08.01.2022 Good evening all you tax payers! Tonight’s topic is on private health insurance and how having it may reduce the amount of tax you have to pay. In Australia, tax payers with an income exceeding $27,475 will pay 2% of their taxable income for Medicare levy. So for the Australian earning the average salary of $82,000, you will pay $1,640 towards our Medicare service. However, if you are not covered by private health insurance and your adjusted taxable income (which adds back ...rental losses, fringe benefits tax and reportable superannuation amounts) exceeds $90,000 for singles and $180,000 for families, then you will be slugged an additional Medicare levy surcharge. The rates range from 1% to 1.5% depending on your income level. This could add up to thousands of dollars for nothing! If your income levels exceed the above thresholds, or you are approaching these levels, then it may be a good idea to check out the cost of a basic private health insurance policy. Just as an aside, I highly recommend iSelect for quotes for your insurance policies. Even if you are currently covered by a policy, it doesn’t hurt to have a free review to make sure you are covered for what you need to be and not covered for what you don’t!

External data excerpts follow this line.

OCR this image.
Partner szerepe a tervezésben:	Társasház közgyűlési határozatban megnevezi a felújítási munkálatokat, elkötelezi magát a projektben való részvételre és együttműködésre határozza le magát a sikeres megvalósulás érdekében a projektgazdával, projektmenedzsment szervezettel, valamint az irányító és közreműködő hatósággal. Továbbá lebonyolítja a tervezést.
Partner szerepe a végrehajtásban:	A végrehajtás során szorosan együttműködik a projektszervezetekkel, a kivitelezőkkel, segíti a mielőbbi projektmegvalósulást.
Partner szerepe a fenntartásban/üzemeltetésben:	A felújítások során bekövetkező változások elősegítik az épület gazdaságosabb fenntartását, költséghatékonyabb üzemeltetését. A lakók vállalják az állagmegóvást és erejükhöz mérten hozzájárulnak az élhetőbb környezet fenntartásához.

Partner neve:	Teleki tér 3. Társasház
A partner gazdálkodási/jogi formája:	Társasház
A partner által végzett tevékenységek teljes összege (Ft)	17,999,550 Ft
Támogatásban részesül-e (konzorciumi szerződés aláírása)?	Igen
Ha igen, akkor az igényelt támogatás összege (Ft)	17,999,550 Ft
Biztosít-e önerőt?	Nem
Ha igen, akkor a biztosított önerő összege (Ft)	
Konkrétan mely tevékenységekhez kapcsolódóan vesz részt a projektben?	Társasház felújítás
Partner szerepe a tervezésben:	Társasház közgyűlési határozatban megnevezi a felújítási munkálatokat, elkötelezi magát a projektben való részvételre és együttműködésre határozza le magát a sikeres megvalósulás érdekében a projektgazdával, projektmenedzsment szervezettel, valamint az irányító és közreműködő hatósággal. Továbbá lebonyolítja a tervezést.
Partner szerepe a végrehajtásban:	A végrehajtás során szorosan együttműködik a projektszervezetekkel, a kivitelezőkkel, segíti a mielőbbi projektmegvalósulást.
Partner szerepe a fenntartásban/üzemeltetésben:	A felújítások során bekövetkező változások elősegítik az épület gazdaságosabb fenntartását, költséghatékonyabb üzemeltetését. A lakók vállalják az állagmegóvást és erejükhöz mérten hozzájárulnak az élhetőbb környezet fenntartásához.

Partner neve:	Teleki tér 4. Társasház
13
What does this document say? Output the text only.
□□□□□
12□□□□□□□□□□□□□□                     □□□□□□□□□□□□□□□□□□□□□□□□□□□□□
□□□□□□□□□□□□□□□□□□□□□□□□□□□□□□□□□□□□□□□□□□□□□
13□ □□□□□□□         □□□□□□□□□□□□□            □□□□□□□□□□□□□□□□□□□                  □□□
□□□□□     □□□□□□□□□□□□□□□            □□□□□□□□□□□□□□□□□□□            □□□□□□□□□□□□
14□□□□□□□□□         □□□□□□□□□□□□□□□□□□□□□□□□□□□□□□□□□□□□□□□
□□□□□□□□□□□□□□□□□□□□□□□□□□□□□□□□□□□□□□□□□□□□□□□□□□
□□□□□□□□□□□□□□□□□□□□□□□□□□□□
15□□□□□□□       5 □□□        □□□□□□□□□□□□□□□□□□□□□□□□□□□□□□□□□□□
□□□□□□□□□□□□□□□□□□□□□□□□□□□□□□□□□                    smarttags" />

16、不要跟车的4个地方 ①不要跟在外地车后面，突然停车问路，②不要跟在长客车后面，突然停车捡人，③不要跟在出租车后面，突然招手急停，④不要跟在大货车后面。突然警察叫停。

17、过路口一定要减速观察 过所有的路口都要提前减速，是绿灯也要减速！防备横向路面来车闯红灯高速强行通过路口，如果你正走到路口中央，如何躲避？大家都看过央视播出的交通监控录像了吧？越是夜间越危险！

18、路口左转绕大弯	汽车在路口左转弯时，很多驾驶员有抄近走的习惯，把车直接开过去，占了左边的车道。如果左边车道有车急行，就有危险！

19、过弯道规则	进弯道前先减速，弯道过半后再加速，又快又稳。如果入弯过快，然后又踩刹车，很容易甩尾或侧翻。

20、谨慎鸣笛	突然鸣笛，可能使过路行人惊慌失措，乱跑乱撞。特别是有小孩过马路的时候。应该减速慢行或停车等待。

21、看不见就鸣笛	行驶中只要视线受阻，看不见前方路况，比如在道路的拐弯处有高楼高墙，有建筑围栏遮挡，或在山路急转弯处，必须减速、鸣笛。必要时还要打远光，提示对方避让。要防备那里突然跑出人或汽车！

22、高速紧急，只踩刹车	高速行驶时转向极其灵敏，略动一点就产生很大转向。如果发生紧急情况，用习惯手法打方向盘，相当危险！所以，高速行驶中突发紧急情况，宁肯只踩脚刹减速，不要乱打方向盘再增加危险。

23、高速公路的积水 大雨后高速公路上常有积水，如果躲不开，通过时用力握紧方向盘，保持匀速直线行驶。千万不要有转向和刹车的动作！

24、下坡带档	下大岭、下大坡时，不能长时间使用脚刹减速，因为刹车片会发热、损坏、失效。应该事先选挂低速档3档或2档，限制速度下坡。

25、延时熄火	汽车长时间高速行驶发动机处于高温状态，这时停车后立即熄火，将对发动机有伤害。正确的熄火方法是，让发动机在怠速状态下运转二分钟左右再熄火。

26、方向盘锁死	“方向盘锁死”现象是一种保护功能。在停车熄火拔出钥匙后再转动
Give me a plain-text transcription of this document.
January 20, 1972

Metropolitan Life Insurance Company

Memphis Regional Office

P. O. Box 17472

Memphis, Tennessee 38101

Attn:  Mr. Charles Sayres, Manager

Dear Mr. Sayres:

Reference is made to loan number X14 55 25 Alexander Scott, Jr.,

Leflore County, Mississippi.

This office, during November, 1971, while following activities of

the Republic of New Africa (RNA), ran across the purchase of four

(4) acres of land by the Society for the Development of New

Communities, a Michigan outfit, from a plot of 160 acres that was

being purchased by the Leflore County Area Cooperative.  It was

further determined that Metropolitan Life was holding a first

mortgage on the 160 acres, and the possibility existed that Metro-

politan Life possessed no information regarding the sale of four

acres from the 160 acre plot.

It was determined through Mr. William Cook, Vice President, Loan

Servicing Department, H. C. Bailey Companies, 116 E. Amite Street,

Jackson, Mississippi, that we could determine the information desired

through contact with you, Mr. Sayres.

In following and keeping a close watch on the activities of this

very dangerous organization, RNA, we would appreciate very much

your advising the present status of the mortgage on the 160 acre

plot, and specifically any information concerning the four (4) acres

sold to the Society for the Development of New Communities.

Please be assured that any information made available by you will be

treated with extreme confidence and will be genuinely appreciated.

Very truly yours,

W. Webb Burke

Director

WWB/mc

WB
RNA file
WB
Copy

07.01.2022 This week’s tax tips is brought to you from my couch following our Christmas party last night. This week’s tax tip is don’t drink and then you won’t pay alcohol excise tax.
02.01.2022 This week’s topic is claiming motor vehicle expenses. Again, apologies for the lateness, we have had some lovely weekend visitors (Tony Moore, Sandra Moore and Nick Muller). There are two methods of claiming your car expenses. The first method and easiest one is the cents per kilometre method. This allows you to claim $0.66 for every work related km you travel, up to a maximum of 5,000 kms. Work related travel includes to and from your place of employment to see clients, to... see suppliers, to site offices and you can even claim for popping in to see your lovely accountant. Travel to and from home is normally personal, but there are some limited times when you can claim travel to and from home, for example if you are required to transport bulky tools or equipment, but these rules are very specific and quite hard to meet. In the event of a tax audit, you will be required to prove how you calculated the number of kms. This could include time sheets, logbooks, or diary records. The second method is the logbook method. This method can only be used where you travel more than 5,000 work related kms. It requires you to keep a logbook for 12 weeks. This period must be representative of the whole year’s travel. The logbook can last for up to 5 years provided your travel circumstances don’t change. This logbook allows us to calculate the work usage percentage. You can purchase a logbook or you can use the myDeductions tool in the ATO app. You must then keep records and receipts of the whole year’s car expenses including petrol, registration, insurance, repairs and maintenance, service costs etc. The sum of these expenses are multiplied by the work percentage per the logbook to give us our tax deduction. Every though the logbook lasts five years, expense records must be kept each year. ATO audit activity is very prevalent on these expenses this year. You must ensure that you have all of the necessary records whichever method you choose. Safe travels!!